Sometimes your goal is predefined. If so, great! Half the work is already done. But if you haven’t set your goal yet, here are some questions to get you started:
- What are the most pressing challenges, as it relates to your topic, facing your country/area in the next 1-2 or 5-10 years?
- What change or progress do you hope to see in 1-2 or 5-10 years?
- What can or should your program do to contribute to that change?
“Causes” are the negative issues interfering with you achieving your goal. Causes can be broad and encompassing, like lack of transparency and accountability, limited funding, and inadequate capacity to manage funds. Or they can be more specific, such as weak health system information data use, insufficient donor support for gender issues, and poor accounting systems hardware and software.
No matter if causes are broad or specific, they limit your ability to achieve your goal. By identifying these causes and setting out behaviors that can overcome them (Step 2), you focus on the behavioral outcomes (the change driving your program) with the most potential to achieve your goal.

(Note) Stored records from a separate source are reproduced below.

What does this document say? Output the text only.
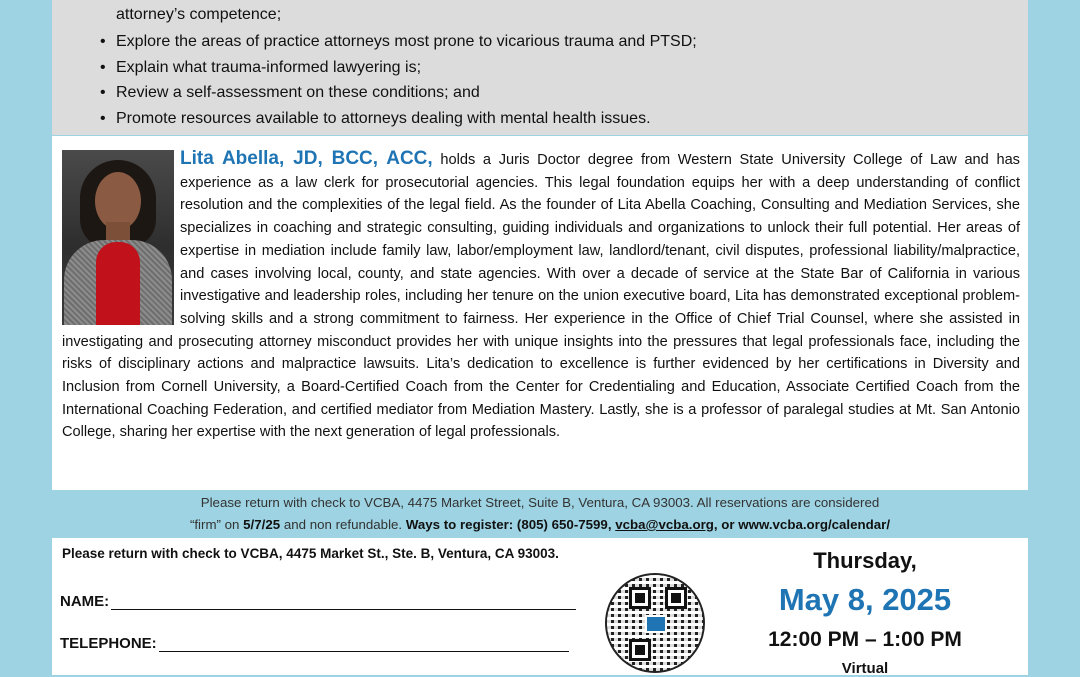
attorney’s competence;
• Explore the areas of practice attorneys most prone to vicarious trauma and PTSD;
• Explain what trauma-informed lawyering is;
• Review a self-assessment on these conditions; and
• Promote resources available to attorneys dealing with mental health issues.
Lita Abella, JD, BCC, ACC, holds a Juris Doctor degree from Western State University College of Law and has experience as a law clerk for prosecutorial agencies. This legal foundation equips her with a deep understanding of conflict resolution and the complexities of the legal field. As the founder of Lita Abella Coaching, Consulting and Mediation Services, she specializes in coaching and strategic consulting, guiding individuals and organizations to unlock their full potential. Her areas of expertise in mediation include family law, labor/employment law, landlord/tenant, civil disputes, professional liability/malpractice, and cases involving local, county, and state agencies. With over a decade of service at the State Bar of California in various investigative and leadership roles, including her tenure on the union executive board, Lita has demonstrated exceptional problem-solving skills and a strong commitment to fairness. Her experience in the Office of Chief Trial Counsel, where she assisted in investigating and prosecuting attorney misconduct provides her with unique insights into the pressures that legal professionals face, including the risks of disciplinary actions and malpractice lawsuits. Lita’s dedication to excellence is further evidenced by her certifications in Diversity and Inclusion from Cornell University, a Board-Certified Coach from the Center for Credentialing and Education, Associate Certified Coach from the International Coaching Federation, and certified mediator from Mediation Mastery. Lastly, she is a professor of paralegal studies at Mt. San Antonio College, sharing her expertise with the next generation of legal professionals.
Please return with check to VCBA, 4475 Market Street, Suite B, Ventura, CA 93003. All reservations are considered
“firm” on 5/7/25 and non refundable. Ways to register: (805) 650-7599, vcba@vcba.org, or www.vcba.org/calendar/
Please return with check to VCBA, 4475 Market St., Ste. B, Ventura, CA 93003.
NAME:
TELEPHONE:
Thursday,
May 8, 2025
12:00 PM – 1:00 PM
Virtual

Evidence is essential to determining these causes. There is a lot of existing data you can use as a starting point. It’s usually not necessary to conduct research to gather more.
Need some help finding existing data? Check out our detailed country data by health topic or by country on select health behaviors.
Can’t find what you are looking for there? Try the Demographic Health Survey (DHS).
Otherwise, look for data from relevant:
- national data sources,
- donor internal assessments,
- Global Health Data Exchanges,
- Global Burden of Disease Studies,
- World Development Indicators,
- World Bank DataBank,
- Living Standards Measurement Studies,
- Integrated Surveys,
- Human Development Reports,
- World Governance Indicators,
or other context-specific reports and papers (both published and unpublished).